No. Sandy is Sandy, and maybe she loves working for your company, but she will never be the brand. And the brand will not be more human just because she tweets, because the brand is a big abstraction. I don't want a relationship with an abstraction. I want a relationship with a person. I want to get to know Sandy, which I can't do if all she tweets about is your next sale or how awesome your products are all the time. Humans don't do that. Brands do. I don't want your brand to be more human. I want the humans in your organization to be finally given the permission to be more human themselves.
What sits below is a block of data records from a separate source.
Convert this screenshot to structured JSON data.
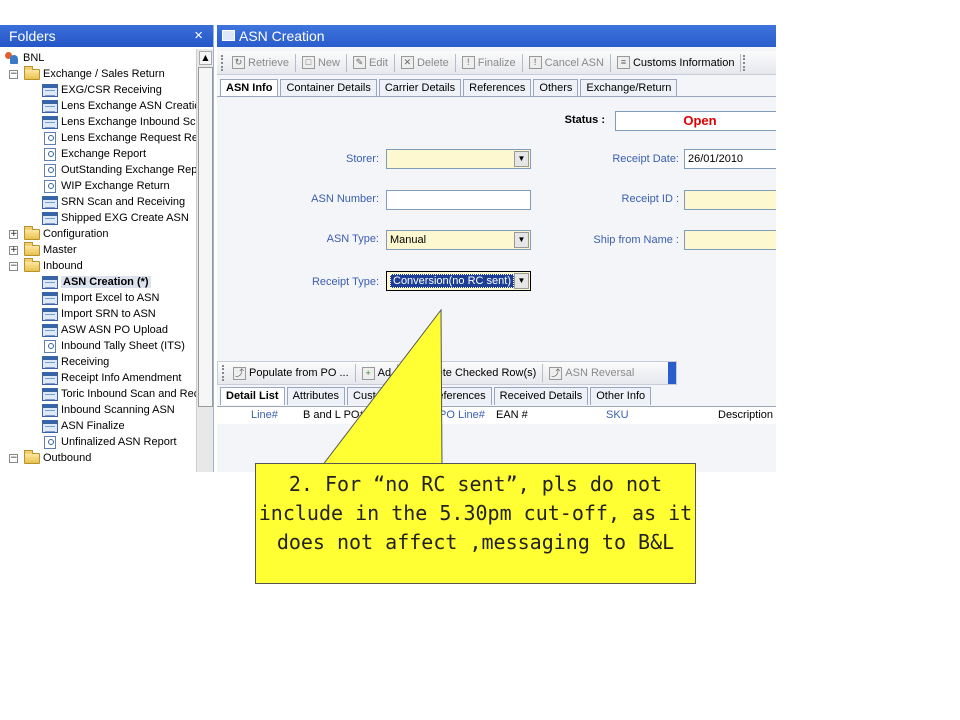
{
  "folders": {
    "title": "Folders",
    "close_glyph": "×",
    "items": [
      {
        "label": "BNL",
        "icon": "people-icon",
        "indent": 0,
        "expander": ""
      },
      {
        "label": "Exchange / Sales Return",
        "icon": "folder-icon",
        "indent": 1,
        "expander": "−"
      },
      {
        "label": "EXG/CSR Receiving",
        "icon": "screen-icon",
        "indent": 2,
        "expander": ""
      },
      {
        "label": "Lens Exchange ASN Creatic",
        "icon": "screen-icon",
        "indent": 2,
        "expander": ""
      },
      {
        "label": "Lens Exchange Inbound Sca",
        "icon": "screen-icon",
        "indent": 2,
        "expander": ""
      },
      {
        "label": "Lens Exchange Request Re",
        "icon": "report-icon",
        "indent": 2,
        "expander": ""
      },
      {
        "label": "Exchange Report",
        "icon": "report-icon",
        "indent": 2,
        "expander": ""
      },
      {
        "label": "OutStanding Exchange Rep",
        "icon": "report-icon",
        "indent": 2,
        "expander": ""
      },
      {
        "label": "WIP Exchange Return",
        "icon": "report-icon",
        "indent": 2,
        "expander": ""
      },
      {
        "label": "SRN Scan and Receiving",
        "icon": "screen-icon",
        "indent": 2,
        "expander": ""
      },
      {
        "label": "Shipped EXG Create ASN",
        "icon": "screen-icon",
        "indent": 2,
        "expander": ""
      },
      {
        "label": "Configuration",
        "icon": "folder-icon",
        "indent": 1,
        "expander": "+"
      },
      {
        "label": "Master",
        "icon": "folder-icon",
        "indent": 1,
        "expander": "+"
      },
      {
        "label": "Inbound",
        "icon": "folder-icon",
        "indent": 1,
        "expander": "−"
      },
      {
        "label": "ASN Creation (*)",
        "icon": "screen-icon",
        "indent": 2,
        "expander": "",
        "selected": true
      },
      {
        "label": "Import Excel to ASN",
        "icon": "screen-icon",
        "indent": 2,
        "expander": ""
      },
      {
        "label": "Import SRN to ASN",
        "icon": "screen-icon",
        "indent": 2,
        "expander": ""
      },
      {
        "label": "ASW ASN PO Upload",
        "icon": "screen-icon",
        "indent": 2,
        "expander": ""
      },
      {
        "label": "Inbound Tally Sheet (ITS)",
        "icon": "report-icon",
        "indent": 2,
        "expander": ""
      },
      {
        "label": "Receiving",
        "icon": "screen-icon",
        "indent": 2,
        "expander": ""
      },
      {
        "label": "Receipt Info Amendment",
        "icon": "screen-icon",
        "indent": 2,
        "expander": ""
      },
      {
        "label": "Toric Inbound Scan and Rec",
        "icon": "screen-icon",
        "indent": 2,
        "expander": ""
      },
      {
        "label": "Inbound Scanning ASN",
        "icon": "screen-icon",
        "indent": 2,
        "expander": ""
      },
      {
        "label": "ASN Finalize",
        "icon": "screen-icon",
        "indent": 2,
        "expander": ""
      },
      {
        "label": "Unfinalized ASN Report",
        "icon": "report-icon",
        "indent": 2,
        "expander": ""
      },
      {
        "label": "Outbound",
        "icon": "folder-icon",
        "indent": 1,
        "expander": "−"
      }
    ]
  },
  "window": {
    "title": "ASN Creation",
    "toolbar": [
      {
        "label": "Retrieve",
        "icon": "retrieve-icon",
        "active": false
      },
      {
        "label": "New",
        "icon": "new-icon",
        "active": false
      },
      {
        "label": "Edit",
        "icon": "edit-icon",
        "active": false
      },
      {
        "label": "Delete",
        "icon": "delete-icon",
        "active": false
      },
      {
        "label": "Finalize",
        "icon": "finalize-icon",
        "active": false
      },
      {
        "label": "Cancel ASN",
        "icon": "cancel-icon",
        "active": false
      },
      {
        "label": "Customs Information",
        "icon": "customs-icon",
        "active": true
      }
    ],
    "tabs": [
      "ASN Info",
      "Container Details",
      "Carrier Details",
      "References",
      "Others",
      "Exchange/Return"
    ],
    "form": {
      "status_label": "Status :",
      "status_value": "Open",
      "storer_label": "Storer:",
      "storer_value": "",
      "receipt_date_label": "Receipt Date:",
      "receipt_date_value": "26/01/2010",
      "asn_number_label": "ASN Number:",
      "asn_number_value": "",
      "receipt_id_label": "Receipt ID :",
      "receipt_id_value": "",
      "asn_type_label": "ASN Type:",
      "asn_type_value": "Manual",
      "ship_from_label": "Ship from Name :",
      "ship_from_value": "",
      "receipt_type_label": "Receipt Type:",
      "receipt_type_value": "Conversion(no RC sent)"
    },
    "detail_toolbar": [
      {
        "label": "Populate from PO ...",
        "icon": "populate-icon"
      },
      {
        "label": "Ad",
        "icon": "add-icon"
      },
      {
        "label": "Delete Checked Row(s)",
        "icon": "delete-rows-icon"
      },
      {
        "label": "ASN Reversal",
        "icon": "reversal-icon"
      }
    ],
    "detail_tabs": [
      "Detail List",
      "Attributes",
      "Cust",
      "Internal References",
      "Received Details",
      "Other Info"
    ],
    "columns": [
      "Line#",
      "B and L PO#",
      "PO Line#",
      "EAN #",
      "SKU",
      "Description"
    ]
  },
  "callout": {
    "text": "2. For “no RC sent”, pls do not include in the 5.30pm cut-off, as it does not affect ,messaging to B&L",
    "color": "#ffff33"
  }
}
When I talk about humanizing an organization, I mean changing how we lead and manage and operate  in ways that tap into the power of being human. Social media is great for that, because it allows us to be authentic, which is very deeply human. It allows us to build relationships, which is very deeply human. When we tap into that human element, we find a whole lot of power. Can this affect your brand? Sure. When I interact with the humans in your company who are supported in being authentic, I'm getting a different feeling. Those people tweeting for you are actually interacting with me. Maybe being funny. Listening to me. Telling the truth. As a human, I really like that. That glow is going to rub off on your brand--that abstraction I hold in my head about what your company/product is and what it means to me. But the abstraction didn't get more human.

So Peter Kim is right. I'm never going to let you humanize your brand. So stop trying. And start trying to humanize your organization instead. Your brand will thank you.

Let's Talk About Workplace Culture

6 Comments

  1. 18.09.2013 at 10:05 am

    Couldn’t disagree more. You are referring to an old interpretation of what a brand was that has long been left behind by the most innovative brand developers. The modern brand is indeed all about embodying the humanity of its product or service promise. Indeed, the ‘old school’ brands that remain reliant upon outdated techniques of “abstraction” – PR, imagery, logos, slogans, POP gimmicks, social media hooks et al – to prop up their hollow promises are losing to the smart ones who have evolved to a state of authentic experience in which the brand itself is but one influencing factor in defining self identity and authenticating personal values. And that more real experience is grounded in humanity.

    • 20.09.2013 at 3:49 pm

      Hey Art, nice to hear from you! I agree there is an old school/new school distinction here, but I’m afraid the new school is still a disappointingly small minority. Who do you see as the companies that are doing it really well?

      • 21.09.2013 at 10:41 am

        Jamie: A few come quickly to mind: Whole Foods, Home Depot, TD Bank and Kimpton Hotels.

      • 21.09.2013 at 10:42 am

        Oh, and how could I leave out: JetBlue!

  2. 24.09.2013 at 3:34 pm

    @jamie, *great* point!.. that brands are not human. In my book, they should not try to be human because that would not be authentic. However, they can build trust and authentic relationships with people by showing that they care for people. This requires higher order social skills than social media, which promotes and interacts superficially. SM is brand-focused, not customer-focused. It’s *media* and run by marketing which is charged with promoting.

    I love what you wrote, “Sandy is Sandy,” and that’s part of the key in my experience. However, the missing piece is profound culture change. Brands have to focus on relating (listening and interacting and serving), and their interactions have to show that they put the customer first. The problem here is, most brands think they are customer-focused, but very few are. Put customers’ outcomes of using products higher in priority than selling. Recommend competitor products when it makes sense to the customer’s use case. By *serving* people online, brands can show they care. That shows other customers that they care. Yesterday’s snappy copy and stock photos don’t do it. Serving customers with defined use cases is the best “marketing” because it amplifies *how customers get value from using products/services* – which is more relevant to customers than products/services.

    The thing is, as you’re implying, I think, organizations need to let employees serve people. People serving each other is very human—and gratifying to all concerned.